This paper aims to present and then resolve the thermodynamic inconsistencies inherent in the usual Boussinesq model, especially with respect to the second law, and to highlight the effects of the correction.
The Boussinesq model (i.e. still assuming ▽v=0) is made thermodynamically consistent by maintaining in the heat equation, primarily the work of pressure forces, secondarily the heat generated by viscous friction. Numerically speaking, the modifications are very easy and hardly affect the computing time. However, new non‐dimensional parameters arise, especially the non‐dimensional adiabatic temperature gradient, ϕ.

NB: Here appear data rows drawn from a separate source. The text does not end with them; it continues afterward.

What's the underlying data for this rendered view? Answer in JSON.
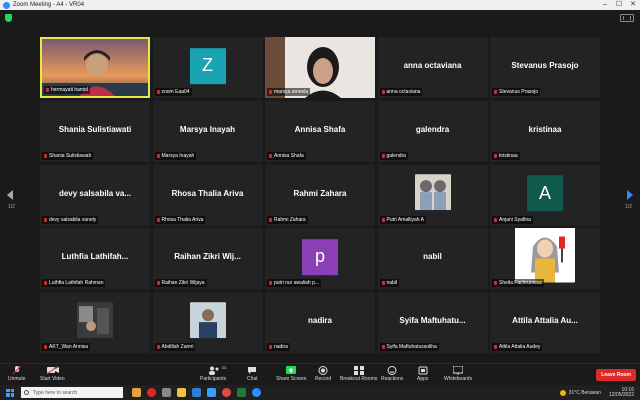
{
  "window": {
    "title": "Zoom Meeting - A4 - VR04",
    "minimize": "–",
    "maximize": "☐",
    "close": "✕"
  },
  "pagination": {
    "left": "1/2",
    "right": "1/2"
  },
  "tiles": [
    {
      "label": "hermayati hamid",
      "type": "video-person"
    },
    {
      "label": "zoom Eaa04",
      "type": "letter",
      "letter": "Z",
      "color": "#1aa3b3"
    },
    {
      "label": "marsya ameela",
      "type": "video-girl"
    },
    {
      "label": "anna octaviana",
      "type": "name",
      "big": "anna octaviana"
    },
    {
      "label": "Stevanus Prasojo",
      "type": "name",
      "big": "Stevanus Prasojo"
    },
    {
      "label": "Shania Sulistiawati",
      "type": "name",
      "big": "Shania Sulistiawati"
    },
    {
      "label": "Marsya Inayah",
      "type": "name",
      "big": "Marsya Inayah"
    },
    {
      "label": "Annisa Shafa",
      "type": "name",
      "big": "Annisa Shafa"
    },
    {
      "label": "galendra",
      "type": "name",
      "big": "galendra"
    },
    {
      "label": "kristinaa",
      "type": "name",
      "big": "kristinaa"
    },
    {
      "label": "devy salsabila vanely",
      "type": "name",
      "big": "devy salsabila va..."
    },
    {
      "label": "Rhosa Thalia Ariva",
      "type": "name",
      "big": "Rhosa Thalia Ariva"
    },
    {
      "label": "Rahmi Zahara",
      "type": "name",
      "big": "Rahmi Zahara"
    },
    {
      "label": "Putri Amalliyah A",
      "type": "photo-twins"
    },
    {
      "label": "Anjani Syafina",
      "type": "letter",
      "letter": "A",
      "color": "#0f5a4a"
    },
    {
      "label": "Luthfia Lathifah Rahman",
      "type": "name",
      "big": "Luthfia Lathifah..."
    },
    {
      "label": "Raihan Zikri Wijaya",
      "type": "name",
      "big": "Raihan Zikri Wij..."
    },
    {
      "label": "putri nur awaliah p...",
      "type": "letter",
      "letter": "p",
      "color": "#8a3fb5"
    },
    {
      "label": "nabil",
      "type": "name",
      "big": "nabil"
    },
    {
      "label": "Sheila Fachrunnisa",
      "type": "cartoon"
    },
    {
      "label": "AKT_Wan Annisa",
      "type": "photo-room"
    },
    {
      "label": "Abdillah Zamri",
      "type": "photo-man"
    },
    {
      "label": "nadira",
      "type": "name",
      "big": "nadira"
    },
    {
      "label": "Syifa Maftuhatussoliha",
      "type": "name",
      "big": "Syifa Maftuhatu..."
    },
    {
      "label": "Attila Attalia Audey",
      "type": "name",
      "big": "Attila Attalia Au..."
    }
  ],
  "toolbar": {
    "unmute": "Unmute",
    "start_video": "Start Video",
    "participants": "Participants",
    "participants_count": "33",
    "chat": "Chat",
    "share_screen": "Share Screen",
    "record": "Record",
    "breakout": "Breakout Rooms",
    "reactions": "Reactions",
    "apps": "Apps",
    "whiteboards": "Whiteboards",
    "leave": "Leave Room"
  },
  "taskbar": {
    "search_placeholder": "Type here to search",
    "weather": "31°C  Berawan",
    "time": "10:16",
    "date": "12/05/2022"
  }
}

There are presented and interpreted results of systematic numerical simulations done for a two‐dimensional square differentially‐heated cavity filled with air at 300K, with Rayleigh number ranging from 3,000 to 108 and ϕ ranging from 10−3 to 2. All configurations are stationary and the fluid is far from its critical state. Nevertheless, the pressure‐work effect (similar to the piston effect) enhances the heat transfer while diminishing the convection intensity. The magnitude of this effect is non‐negligible as soon as ϕ reaches 0.02.
The domain where the thermodynamic Boussinesq model must be used encompasses configurations relevant to building engineering.
Exact second‐law analyses can be developed with the so‐corrected model.